Daesh stand-off continues as fleeing Syrians starve to death

Over 60 civilians died of starvation and malnutrition fleeing the clashes. Both Daesh and YPG have been accused of abducting or holding civilians hostages in Syria.

Daesh members walk in the last besieged neighbourhood in the village of Baghouz, Deir Ezzor province, Syria. February 18, 2019.
Reuters

Daesh members walk in the last besieged neighbourhood in the village of Baghouz, Deir Ezzor province, Syria. February 18, 2019.

Approximately 300 Daesh members, mixed in with hundreds of civilians, are holding ground in a small stretch along the Euphrates river in eastern Syria. The terror group is believed to be holding civilians hostage as it tries to negotiate an exit.

Daesh has been cornered by the US-backed YPG/PYD-dominated SDF militia in a battle for the terror group’s last territory in Syria.

The YPG is the Syrian offshoot of the PKK, which is recognised as a terrorist organisation by Turkey, the US and the EU. In its 30-year terror campaign against the Turkish state more than 40,000 people, including women and children, have been killed.

Some 200 families are trapped in the area held by Daesh, whose fighters are stopping some from fleeing, UN human rights chief Michelle Bachelet said on Tuesday.

"Many of them (also) ...continue to be subjected to intensified air and ground-based strikes by the US-led coalition forces and their SDF allies on the ground," Bachelet said in a statement.

The forces attacking Daesh have an obligation under international law to take all precautions to protect civilians who are mixed in with the foreign fighters, her spokesman Rupert Colville told a briefing on Tuesday.

Backed by the US, the YPG/PYD led-SDF the end is in sight as the group is running out of rations. 

"They try a psychological war. But that is it! The war is over, and we won," said one member of the militia.

The tense stand-off by the village of Baghouz in Deir Ezzor is considered to be the endgame for Daesh, which since 2014 controlled a vast stretch of territory across Syria and Iraq — at one point nearly from Aleppo to Baghdad — and ruled for years, aspiring to create an enduring and expanding so-called "caliphate". 

The 300 militants in the pocket may include high-level figures and are believed to hold hostages.

Quid pro quo

Activists said a truce in place has been extended for five days as of Sunday. A person familiar with ongoing deliberations said Daesh has asked for an exit through a corridor to the opposition-held northwestern province of Idlib and demand to be allowed to leave along with the civilians. 

The person spoke on condition of anonymity because he was not authorised to speak about the talks, which he described as taking place indirectly.

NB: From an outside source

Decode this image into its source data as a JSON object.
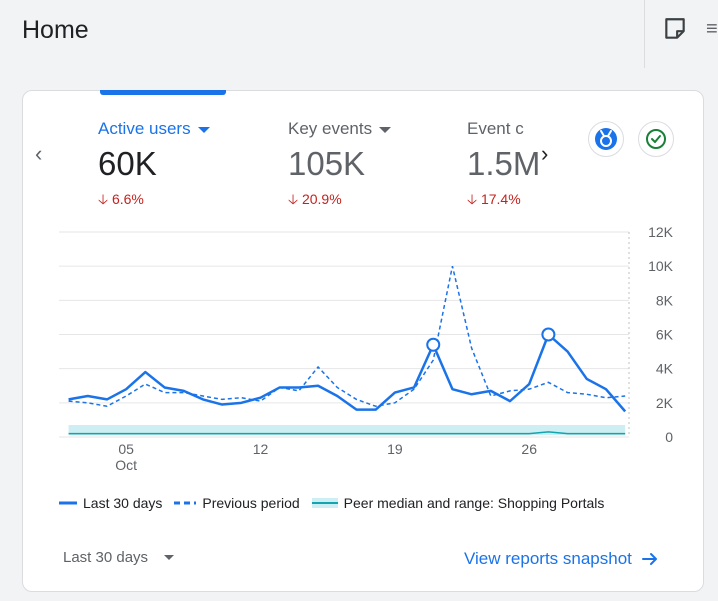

The Britain-based Syrian Observatory for Human Rights, an activist group that monitors the civil war in Syria, said another request by Daesh to be evacuated to neighbouring Iraq was also rejected. 

Daesh released 10 fighters from the US-backed militias it had been holding on Sunday, but it was not clear what, if anything, the terror group would get in return, the Observatory said. 

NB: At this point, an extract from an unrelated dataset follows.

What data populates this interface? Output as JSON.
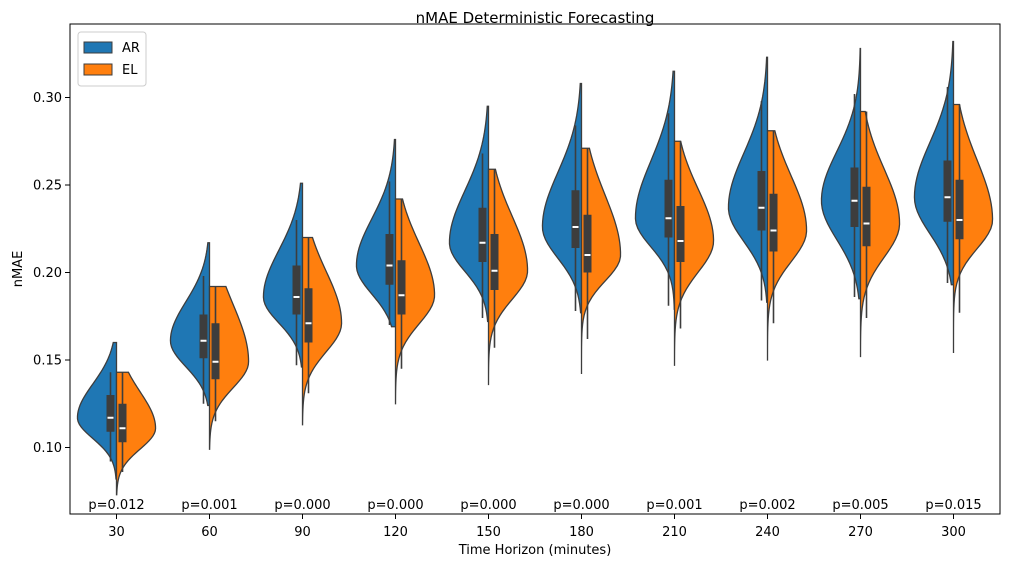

Since Wednesday, no civilians came out of the pocket. The YPG-led SDF denies any negotiations are taking place.

The militia appears to be aiming to wait Daesh out. "They don't have supplies in the area they are in that would last for a week or more," said one SDF member.

But DeirEzzor 24, an activist collective in eastern Syria, said several trucks loaded with food entered the Daesh-held areas Sunday. 

It also reported the release of the YPG-led militia's fighters, without saying whether there was a quid pro quo.

Starved civilians

At least 62 people have died in recent weeks, mainly from exhaustion and malnutrition, after making their way out of Daesh-held territory, the International Rescue Committee said. Spokesman Paul Donohoe said two-thirds were children under the age of one. 

He said they either died along the way or soon after arriving at a camp for the displaced.

Over 30,000 people who left the last Daesh-held areas have arrived at the al Hol camp in Syria's northern Hassakeh province in the last few weeks, raising the overall population of the camp to almost 42,000.

The US-led coalition with local ground support has been fighting Daesh in the surrounding region since September. 

Forced disappearances

The YPG/PKK has also been accused of taking civilians, in northwestern Syria.

According to the Britain-based Syrian Network for Human Rights (SNHR), the YPG forcibly detained or abducted 107 people, including four women and six children, from Raqqa and Hasakah provinces, since the start of 2019. Most of the people were taken from opposition-held areas and from regions the YPG recently took over from Daesh, the SNHR said in a four-page report.

The YPG also forcibly recruited four child soldiers in December, all under the age of 17.

The international community, meanwhile, has continued to warn of rights abuses being committed by the YPG/PKK, which currently occupies an estimated 28 percent of Syria’s overall territory.